It may be mentioned that over the years, illegal wildlife trade has emerged as a form of Organised Transnational Crime that has threatened the existence of many wild species across the globe.
India has a strong legal and policy framework to regulate and restrict wildlife trade. Trade in over 1800 species of wild animals, plants and their derivative is prohibited under the Wildlife (Protection) Act, 1972. Pointing out that there is a large population of elephant in Northeast India, he said that these elephants will keep moving from one place to another.
“Therefore, it is important to maintain these identified elephant corridor to ensure a safe passage to the elephants,” Das said. On the compensation during the human-elephant conflict, he said that the issue has to be handled by the State Government.

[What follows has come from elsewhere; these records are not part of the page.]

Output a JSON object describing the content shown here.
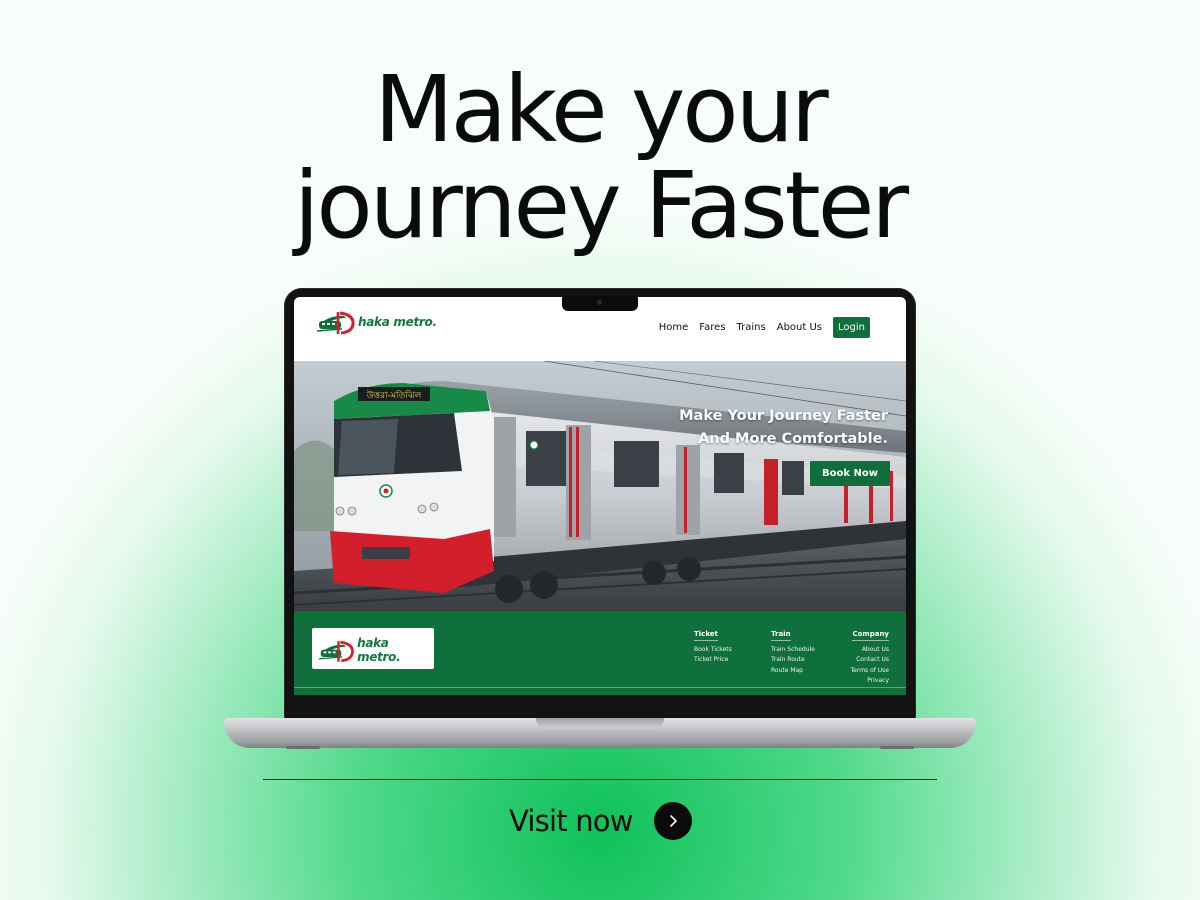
{
  "headline": {
    "line1": "Make your",
    "line2": "journey Faster"
  },
  "site": {
    "logo": {
      "letter_mark": "D",
      "word1": "haka",
      "word2": "metro."
    },
    "nav": {
      "items": [
        {
          "label": "Home"
        },
        {
          "label": "Fares"
        },
        {
          "label": "Trains"
        },
        {
          "label": "About Us"
        }
      ],
      "login_label": "Login"
    },
    "hero": {
      "heading_line1": "Make Your Journey Faster",
      "heading_line2": "And More Comfortable.",
      "book_label": "Book Now",
      "train_sign": "উত্তরা-মতিঝিল"
    },
    "footer": {
      "columns": [
        {
          "title": "Ticket",
          "links": [
            "Book Tickets",
            "Ticket Price"
          ]
        },
        {
          "title": "Train",
          "links": [
            "Train Schedule",
            "Train Route",
            "Route Map"
          ]
        },
        {
          "title": "Company",
          "links": [
            "About Us",
            "Contact Us",
            "Terms of Use",
            "Privacy"
          ]
        }
      ]
    }
  },
  "cta": {
    "label": "Visit now",
    "icon": "chevron-right-icon"
  },
  "colors": {
    "brand_green": "#10703c",
    "brand_red": "#d21f2b",
    "background_green": "#0fc15a",
    "ink": "#0b0b0b"
  }
}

“The Centre provides support only if there is request from the State Government. The assistance provided by the Centre varies from one State to another,” Director General of Forests said.
Bangladesh Government Chief Conservator of Forest, Md. Shafiul Alam Chowdhury said that the Bangladesh Government has devised a number of policies, developed relevant regulations and legislation to protect elephants.
“The disappearance of elephants from their natural habitats as a result of human actions would be indefensible on our responsibility as the keepers of the natural world. If we cannot protect the elephants from extinction then this will unquestionably be an indicator for the collapse of many other species and wilderness in the future,” he said.